Isto que diz, que se deve amar o próximo “como a ti mesmo”, não deve entender-se “na mesma medida que a ti mesmo” ou “com um amor tão grande como a ti mesmo” o “quanto te amas a ti mesmo”, porque isto estaria contra a ordem da caridade. Ao dizer “como a ti mesmo” o que quer dizer é que ames o próximo pelo mesmo fim pelo qual te amas a ti mesmo, o também, do mesmo modo que te amas a ti mesmo. Pelo mesmo fim, porque não deves amar-te a ti mesmo por ti mesmo, senão por Deus, da mesma maneira, deves amar ao próximo por Deus. Diz o apóstolo: “Fazendo tudo para a glória de Deus” (1Cor 10, 31). Além disso, te amas quando busca para ti um bem; o bem melhor é o bem de ser justo. Portanto, deves amar o próximo pela justiça, quer dizer, seja porque é justo, seja para tornar-se justo”. (São Tomás de Aquino, Super Evangelium S. Matthaei lectura, caput 22, lectio 4). 

OS MANDAMENTOS E A LEI NATURAL 

Os Dez Mandamentos fazem parte da revelação de Deus. Mas, ao mesmo tempo, ensinam-nos a verdadeira humanidade do homem. Põem em relevo os deveres essenciais e, por conseguinte, indirectamente, os direitos fundamentais inerentes à natureza da pessoa humana. O Decálogo encerra uma expressão privilegiada da «lei natural»: No princípio, Deus admoestou os homens com os preceitos da lei natural, que tinha enraizado nos seus corações, isto é, pelo Decálogo. Se alguém não os cumprisse, não se salvaria. E Deus não exigiu mais nada aos homens» (Santo Ireneu de Lião). (Catecismo da Igreja Católica, n. 2070).
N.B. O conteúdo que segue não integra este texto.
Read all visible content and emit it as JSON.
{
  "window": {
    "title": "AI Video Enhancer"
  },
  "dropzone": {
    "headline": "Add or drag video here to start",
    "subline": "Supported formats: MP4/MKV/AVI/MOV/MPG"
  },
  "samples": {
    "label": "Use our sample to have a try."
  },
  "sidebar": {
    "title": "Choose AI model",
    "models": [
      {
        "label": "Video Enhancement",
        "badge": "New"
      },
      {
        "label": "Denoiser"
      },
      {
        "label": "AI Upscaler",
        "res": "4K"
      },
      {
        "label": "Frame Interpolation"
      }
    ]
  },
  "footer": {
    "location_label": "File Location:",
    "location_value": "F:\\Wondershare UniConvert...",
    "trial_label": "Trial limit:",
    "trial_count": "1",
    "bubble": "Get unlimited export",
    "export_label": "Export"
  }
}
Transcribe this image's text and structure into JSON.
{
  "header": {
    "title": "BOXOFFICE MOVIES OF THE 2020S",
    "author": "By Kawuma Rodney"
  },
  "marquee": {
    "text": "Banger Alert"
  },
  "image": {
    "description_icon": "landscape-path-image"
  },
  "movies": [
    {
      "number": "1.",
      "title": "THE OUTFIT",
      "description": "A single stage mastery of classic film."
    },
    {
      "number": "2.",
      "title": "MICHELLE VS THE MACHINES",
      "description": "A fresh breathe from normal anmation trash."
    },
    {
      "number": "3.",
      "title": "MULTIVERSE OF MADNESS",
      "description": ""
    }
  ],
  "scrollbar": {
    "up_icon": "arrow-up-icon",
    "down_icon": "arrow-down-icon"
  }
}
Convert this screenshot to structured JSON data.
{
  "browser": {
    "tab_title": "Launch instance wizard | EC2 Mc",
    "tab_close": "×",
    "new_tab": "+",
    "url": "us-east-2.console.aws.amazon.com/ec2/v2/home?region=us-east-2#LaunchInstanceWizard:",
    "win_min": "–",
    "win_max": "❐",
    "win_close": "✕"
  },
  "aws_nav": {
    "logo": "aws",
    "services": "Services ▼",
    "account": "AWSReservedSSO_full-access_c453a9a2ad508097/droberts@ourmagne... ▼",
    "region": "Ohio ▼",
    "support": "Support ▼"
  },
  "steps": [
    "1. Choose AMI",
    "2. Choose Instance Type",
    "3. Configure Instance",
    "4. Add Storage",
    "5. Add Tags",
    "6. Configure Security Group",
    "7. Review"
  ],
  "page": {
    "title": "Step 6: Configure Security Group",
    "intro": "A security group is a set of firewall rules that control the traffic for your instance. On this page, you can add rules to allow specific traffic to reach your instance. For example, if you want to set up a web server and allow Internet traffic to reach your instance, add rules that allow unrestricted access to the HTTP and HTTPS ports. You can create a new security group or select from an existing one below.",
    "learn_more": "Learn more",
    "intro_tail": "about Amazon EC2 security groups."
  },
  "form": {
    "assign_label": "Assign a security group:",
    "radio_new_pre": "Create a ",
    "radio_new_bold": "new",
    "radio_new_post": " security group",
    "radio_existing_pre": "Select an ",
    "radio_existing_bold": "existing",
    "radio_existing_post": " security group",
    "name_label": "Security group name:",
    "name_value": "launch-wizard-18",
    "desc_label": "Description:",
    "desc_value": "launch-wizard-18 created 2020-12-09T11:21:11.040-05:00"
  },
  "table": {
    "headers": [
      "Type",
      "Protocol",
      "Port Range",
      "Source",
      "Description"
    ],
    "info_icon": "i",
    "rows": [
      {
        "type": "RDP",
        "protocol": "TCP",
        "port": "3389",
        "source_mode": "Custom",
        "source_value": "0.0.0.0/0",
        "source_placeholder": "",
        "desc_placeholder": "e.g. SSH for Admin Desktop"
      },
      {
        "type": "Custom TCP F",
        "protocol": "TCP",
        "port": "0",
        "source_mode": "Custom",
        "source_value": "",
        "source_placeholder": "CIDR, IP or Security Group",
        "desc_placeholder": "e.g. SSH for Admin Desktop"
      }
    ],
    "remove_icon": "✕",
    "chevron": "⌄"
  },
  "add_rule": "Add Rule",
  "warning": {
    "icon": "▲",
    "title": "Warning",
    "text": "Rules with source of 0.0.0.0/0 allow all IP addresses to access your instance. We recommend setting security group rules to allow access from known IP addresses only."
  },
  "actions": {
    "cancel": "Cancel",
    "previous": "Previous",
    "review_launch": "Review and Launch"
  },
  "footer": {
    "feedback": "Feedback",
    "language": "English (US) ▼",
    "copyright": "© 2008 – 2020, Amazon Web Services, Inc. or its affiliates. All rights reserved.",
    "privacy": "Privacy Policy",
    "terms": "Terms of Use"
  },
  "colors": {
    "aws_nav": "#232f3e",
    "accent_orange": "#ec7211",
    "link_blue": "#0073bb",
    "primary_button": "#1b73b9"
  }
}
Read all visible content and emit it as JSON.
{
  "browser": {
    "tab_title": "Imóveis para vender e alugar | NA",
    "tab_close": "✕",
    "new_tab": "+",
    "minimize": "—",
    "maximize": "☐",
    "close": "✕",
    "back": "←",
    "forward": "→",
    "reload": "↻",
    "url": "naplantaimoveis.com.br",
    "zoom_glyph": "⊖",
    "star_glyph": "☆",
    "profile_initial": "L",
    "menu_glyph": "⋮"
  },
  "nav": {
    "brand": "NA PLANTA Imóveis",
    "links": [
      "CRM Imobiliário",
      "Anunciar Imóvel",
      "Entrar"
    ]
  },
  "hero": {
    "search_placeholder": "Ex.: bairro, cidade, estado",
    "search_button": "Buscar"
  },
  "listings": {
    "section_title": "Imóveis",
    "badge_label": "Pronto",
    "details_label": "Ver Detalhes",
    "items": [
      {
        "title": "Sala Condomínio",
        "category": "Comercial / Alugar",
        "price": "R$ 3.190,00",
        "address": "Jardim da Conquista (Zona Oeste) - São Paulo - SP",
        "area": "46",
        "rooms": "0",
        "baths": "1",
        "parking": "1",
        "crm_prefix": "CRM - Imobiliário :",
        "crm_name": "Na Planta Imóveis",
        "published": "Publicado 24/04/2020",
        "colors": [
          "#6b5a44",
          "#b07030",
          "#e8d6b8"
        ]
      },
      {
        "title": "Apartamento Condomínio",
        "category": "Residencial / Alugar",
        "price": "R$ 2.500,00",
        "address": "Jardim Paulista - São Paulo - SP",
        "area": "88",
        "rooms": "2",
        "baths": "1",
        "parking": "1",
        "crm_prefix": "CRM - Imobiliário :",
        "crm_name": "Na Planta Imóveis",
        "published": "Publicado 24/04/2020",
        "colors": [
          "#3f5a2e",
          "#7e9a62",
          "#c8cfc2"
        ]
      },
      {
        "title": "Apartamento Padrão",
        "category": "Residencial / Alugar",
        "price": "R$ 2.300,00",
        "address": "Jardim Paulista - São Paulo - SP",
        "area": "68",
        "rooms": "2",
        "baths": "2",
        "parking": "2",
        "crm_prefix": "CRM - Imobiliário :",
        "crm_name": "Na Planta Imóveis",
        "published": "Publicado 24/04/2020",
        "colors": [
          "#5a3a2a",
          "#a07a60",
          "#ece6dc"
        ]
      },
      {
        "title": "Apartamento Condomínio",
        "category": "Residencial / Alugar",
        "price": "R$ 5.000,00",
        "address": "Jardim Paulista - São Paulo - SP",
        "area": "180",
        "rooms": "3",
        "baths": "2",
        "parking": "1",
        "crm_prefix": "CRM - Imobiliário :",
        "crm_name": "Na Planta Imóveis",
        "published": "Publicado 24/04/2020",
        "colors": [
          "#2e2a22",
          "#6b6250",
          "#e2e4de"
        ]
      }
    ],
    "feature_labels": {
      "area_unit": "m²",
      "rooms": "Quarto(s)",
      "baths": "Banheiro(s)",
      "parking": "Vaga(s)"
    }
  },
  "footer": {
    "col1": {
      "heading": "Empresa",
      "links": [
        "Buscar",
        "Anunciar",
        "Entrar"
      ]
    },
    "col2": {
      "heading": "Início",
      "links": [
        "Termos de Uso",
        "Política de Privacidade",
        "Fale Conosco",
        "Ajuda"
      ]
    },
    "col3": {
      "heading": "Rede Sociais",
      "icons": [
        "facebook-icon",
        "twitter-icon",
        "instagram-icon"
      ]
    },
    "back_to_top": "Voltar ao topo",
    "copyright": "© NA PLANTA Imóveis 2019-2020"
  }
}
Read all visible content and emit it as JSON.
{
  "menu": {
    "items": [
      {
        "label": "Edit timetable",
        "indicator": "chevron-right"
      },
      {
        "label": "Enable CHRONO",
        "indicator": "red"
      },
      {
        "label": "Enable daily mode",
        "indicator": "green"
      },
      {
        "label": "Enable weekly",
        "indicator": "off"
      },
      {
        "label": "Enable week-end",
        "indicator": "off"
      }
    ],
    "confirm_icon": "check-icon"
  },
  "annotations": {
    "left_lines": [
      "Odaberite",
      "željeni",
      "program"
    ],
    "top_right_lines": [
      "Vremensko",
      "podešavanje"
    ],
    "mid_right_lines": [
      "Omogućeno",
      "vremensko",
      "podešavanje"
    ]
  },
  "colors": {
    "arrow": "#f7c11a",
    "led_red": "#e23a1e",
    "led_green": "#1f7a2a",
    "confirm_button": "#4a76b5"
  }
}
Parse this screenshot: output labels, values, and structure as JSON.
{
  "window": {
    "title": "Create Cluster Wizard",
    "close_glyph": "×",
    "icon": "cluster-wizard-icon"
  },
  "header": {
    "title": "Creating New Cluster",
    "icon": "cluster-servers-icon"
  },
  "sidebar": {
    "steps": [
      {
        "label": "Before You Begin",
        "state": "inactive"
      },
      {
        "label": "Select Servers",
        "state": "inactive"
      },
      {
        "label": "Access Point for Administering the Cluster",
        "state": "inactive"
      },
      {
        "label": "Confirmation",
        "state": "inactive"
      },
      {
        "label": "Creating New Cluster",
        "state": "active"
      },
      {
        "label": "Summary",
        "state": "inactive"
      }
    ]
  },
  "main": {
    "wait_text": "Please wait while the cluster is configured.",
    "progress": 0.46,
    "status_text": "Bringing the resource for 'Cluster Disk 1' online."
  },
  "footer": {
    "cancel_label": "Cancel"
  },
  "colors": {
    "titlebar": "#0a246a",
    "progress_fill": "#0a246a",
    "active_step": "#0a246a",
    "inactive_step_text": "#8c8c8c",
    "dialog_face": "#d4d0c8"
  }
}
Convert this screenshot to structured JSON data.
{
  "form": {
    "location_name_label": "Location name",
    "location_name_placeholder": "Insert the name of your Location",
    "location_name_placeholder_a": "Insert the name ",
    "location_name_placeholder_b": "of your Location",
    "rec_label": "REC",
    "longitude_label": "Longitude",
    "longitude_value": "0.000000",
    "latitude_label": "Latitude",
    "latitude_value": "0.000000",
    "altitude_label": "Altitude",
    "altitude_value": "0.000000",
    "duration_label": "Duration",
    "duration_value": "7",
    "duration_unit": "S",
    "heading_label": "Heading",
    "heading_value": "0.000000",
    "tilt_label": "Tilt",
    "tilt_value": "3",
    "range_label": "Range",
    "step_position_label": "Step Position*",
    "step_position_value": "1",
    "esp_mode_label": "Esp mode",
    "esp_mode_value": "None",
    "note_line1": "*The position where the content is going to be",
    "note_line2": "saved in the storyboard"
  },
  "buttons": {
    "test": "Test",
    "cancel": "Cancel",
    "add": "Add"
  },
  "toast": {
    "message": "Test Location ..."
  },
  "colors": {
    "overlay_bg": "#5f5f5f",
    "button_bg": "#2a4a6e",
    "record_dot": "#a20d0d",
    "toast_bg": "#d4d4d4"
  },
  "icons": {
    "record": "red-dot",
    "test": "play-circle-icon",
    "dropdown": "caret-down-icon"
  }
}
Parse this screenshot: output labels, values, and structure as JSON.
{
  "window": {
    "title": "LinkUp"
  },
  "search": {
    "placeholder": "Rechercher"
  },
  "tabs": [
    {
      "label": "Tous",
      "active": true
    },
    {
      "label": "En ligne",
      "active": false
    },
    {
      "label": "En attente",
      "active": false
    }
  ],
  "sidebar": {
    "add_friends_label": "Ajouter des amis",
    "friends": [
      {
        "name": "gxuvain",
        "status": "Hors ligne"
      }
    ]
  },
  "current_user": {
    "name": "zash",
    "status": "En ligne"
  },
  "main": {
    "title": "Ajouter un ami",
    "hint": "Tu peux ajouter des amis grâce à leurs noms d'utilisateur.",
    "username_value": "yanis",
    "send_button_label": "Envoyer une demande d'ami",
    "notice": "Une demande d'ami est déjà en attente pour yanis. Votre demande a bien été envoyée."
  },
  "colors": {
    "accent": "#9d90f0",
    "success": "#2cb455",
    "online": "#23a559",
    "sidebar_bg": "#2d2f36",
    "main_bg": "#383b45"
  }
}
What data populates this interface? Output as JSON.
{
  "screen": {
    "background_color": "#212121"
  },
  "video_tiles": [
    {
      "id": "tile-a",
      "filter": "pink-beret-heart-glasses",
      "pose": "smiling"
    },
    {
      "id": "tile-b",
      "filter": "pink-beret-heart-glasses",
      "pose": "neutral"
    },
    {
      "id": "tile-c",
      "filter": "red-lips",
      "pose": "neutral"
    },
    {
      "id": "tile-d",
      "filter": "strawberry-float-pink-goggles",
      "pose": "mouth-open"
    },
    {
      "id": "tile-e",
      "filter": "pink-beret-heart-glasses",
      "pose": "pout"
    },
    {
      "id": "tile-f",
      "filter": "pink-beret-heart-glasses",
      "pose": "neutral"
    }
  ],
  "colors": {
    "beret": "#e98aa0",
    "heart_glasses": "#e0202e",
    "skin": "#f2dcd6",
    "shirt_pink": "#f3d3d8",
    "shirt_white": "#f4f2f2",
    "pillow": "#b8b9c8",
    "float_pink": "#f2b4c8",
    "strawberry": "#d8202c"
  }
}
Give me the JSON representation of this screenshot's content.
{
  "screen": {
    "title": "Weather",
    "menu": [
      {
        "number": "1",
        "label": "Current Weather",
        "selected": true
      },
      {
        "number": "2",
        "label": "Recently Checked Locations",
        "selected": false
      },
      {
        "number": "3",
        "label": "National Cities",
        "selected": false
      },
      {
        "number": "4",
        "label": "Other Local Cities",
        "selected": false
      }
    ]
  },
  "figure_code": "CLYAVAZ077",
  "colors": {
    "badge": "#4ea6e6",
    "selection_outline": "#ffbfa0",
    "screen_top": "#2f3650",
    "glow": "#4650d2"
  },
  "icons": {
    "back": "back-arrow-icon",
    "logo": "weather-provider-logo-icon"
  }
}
Embora acessíveis à simples razão, os preceitos do Decálogo foram revelados. Para atingir um conhecimento completo e certo das exigências da lei natural, a humanidade pecadora precisava desta revelação: «Uma explicação completa dos mandamentos do Decálogo tornou-se necessária no estado de pecado, por causa do obscurecimento da lei da razão e do desvio da vontade» (São Boaventura) (Catecismo da Igreja Católica, n. 2071)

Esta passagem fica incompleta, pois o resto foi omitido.